Kobold Cleaver wrote:
I define a campaign as a series of adventures following the same group of PCs (or at least the same continuity, if the first set of PCs dies out over time).

That's the definition I use. Especially in a genre dominated so heavily by episodic pulp stories (e.g. Conan), comic strips (Prince Valiant), or TV shows (Xena), a lot of RPG campaigns are basically "so, this week our intrepid group of heroes finds itself on board a ship....."


Hmm. Then what would you call the more narrow definition I am using? Obviously, it's still a campaign by either definition. Perhaps we should borrow from TV and simply call them episodic vs. serial campaigns?


Derek Vande Brake wrote:
Hmm. Then what would you call the more narrow definition I am using? Obviously, it's still a campaign by either definition. Perhaps we should borrow from TV and simply call them episodic vs. serial campaigns?

That's the terminological route I would go. It's not that big a deal, all it does is add "none" to the list of campaign plots. My bigger question remains : what's the different between an adventure plot and a campaign plot? Is this any different (or more meaningful) than trying to distinguish between the plot of a novel and the plot of a short story?

What we might "really" be dealing with is the difference between a background/setting and a plot. I don't think "in the army" is a plot, nor is "amnesia." In the sense that a background is what you ARE and a plot is what you DO..... does this make sense?


Sort of. The difference is between "You all meet in a tavern" and "You have to recover the MacGuffin!"


Orfamay Quest wrote:

What we might "really" be dealing with is the difference between a background/setting and a plot.
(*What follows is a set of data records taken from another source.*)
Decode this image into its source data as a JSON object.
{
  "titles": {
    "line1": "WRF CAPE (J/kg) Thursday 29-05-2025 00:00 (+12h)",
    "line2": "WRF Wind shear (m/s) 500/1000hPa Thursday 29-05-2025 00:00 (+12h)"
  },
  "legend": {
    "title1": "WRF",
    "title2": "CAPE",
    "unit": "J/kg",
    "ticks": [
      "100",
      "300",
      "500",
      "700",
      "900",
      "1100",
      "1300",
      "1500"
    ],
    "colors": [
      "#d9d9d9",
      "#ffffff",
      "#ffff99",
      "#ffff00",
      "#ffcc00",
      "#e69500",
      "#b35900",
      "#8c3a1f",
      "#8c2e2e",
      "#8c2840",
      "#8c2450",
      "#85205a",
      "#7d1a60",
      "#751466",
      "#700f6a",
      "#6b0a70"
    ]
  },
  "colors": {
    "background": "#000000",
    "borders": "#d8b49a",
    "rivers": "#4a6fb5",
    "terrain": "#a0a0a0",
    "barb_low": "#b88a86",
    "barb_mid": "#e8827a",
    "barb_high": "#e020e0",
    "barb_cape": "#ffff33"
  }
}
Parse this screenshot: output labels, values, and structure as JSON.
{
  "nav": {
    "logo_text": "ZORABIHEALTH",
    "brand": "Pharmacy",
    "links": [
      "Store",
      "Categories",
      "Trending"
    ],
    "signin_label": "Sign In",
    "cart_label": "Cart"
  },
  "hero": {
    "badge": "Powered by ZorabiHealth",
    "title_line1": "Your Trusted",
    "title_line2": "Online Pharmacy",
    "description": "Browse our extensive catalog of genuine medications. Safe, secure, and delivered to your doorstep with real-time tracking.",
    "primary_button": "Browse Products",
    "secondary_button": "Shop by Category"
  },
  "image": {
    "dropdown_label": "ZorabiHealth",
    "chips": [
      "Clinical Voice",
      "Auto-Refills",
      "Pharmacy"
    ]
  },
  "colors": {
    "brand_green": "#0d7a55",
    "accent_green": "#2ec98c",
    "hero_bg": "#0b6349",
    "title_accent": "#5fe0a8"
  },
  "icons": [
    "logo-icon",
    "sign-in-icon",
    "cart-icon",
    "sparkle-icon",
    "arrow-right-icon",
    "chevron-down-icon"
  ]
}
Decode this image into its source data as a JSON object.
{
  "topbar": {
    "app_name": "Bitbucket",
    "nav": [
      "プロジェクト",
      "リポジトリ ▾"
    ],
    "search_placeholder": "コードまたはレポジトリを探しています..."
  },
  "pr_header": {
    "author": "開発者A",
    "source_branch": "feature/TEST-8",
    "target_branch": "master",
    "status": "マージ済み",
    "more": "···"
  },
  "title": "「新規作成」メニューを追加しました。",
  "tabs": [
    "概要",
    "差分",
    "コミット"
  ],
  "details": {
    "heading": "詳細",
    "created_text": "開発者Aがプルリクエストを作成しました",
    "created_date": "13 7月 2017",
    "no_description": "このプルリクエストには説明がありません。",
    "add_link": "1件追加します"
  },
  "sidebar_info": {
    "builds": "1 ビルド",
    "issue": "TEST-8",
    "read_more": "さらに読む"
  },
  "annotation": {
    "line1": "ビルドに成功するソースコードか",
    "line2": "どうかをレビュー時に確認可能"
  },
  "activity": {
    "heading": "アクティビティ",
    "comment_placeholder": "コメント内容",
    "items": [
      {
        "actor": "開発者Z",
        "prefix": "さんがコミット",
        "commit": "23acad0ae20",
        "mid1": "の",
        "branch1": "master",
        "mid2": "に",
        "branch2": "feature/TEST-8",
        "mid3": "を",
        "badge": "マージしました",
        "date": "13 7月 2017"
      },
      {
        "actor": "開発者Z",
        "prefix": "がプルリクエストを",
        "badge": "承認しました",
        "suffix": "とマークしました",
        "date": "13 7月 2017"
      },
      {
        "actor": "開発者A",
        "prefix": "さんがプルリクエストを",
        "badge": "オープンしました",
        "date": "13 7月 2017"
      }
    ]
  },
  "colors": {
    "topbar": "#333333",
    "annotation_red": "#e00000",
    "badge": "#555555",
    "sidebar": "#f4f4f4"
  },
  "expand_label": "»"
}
I don't think "in the army" is a plot, nor is "amnesia." In the sense that a background is what you ARE and a plot is what you DO..... does this make sense?

Hmm. Fair point. "In the Army" would be just as episodic as "Arena fighters" unless you tied it together with some overarching story. In which case, the army is a functional backdrop for a different plot.

Might be helpful - or maybe overly anal retentive - to make separate lists to establish manner of meeting, setting (including scope), organizational structures, and overall plot (if present).

Liberty's Edge

Every Day: Players are tasked with defeating 7 incredibly powerful demigods based on the days of the week.
Example: Garth Nix's Keys to the Kingdom.


I think the idea of investigation into some mystery works as an overarching plot for a lot of campaigns, as does the idea of saving the town/nation/world from some terrible threat.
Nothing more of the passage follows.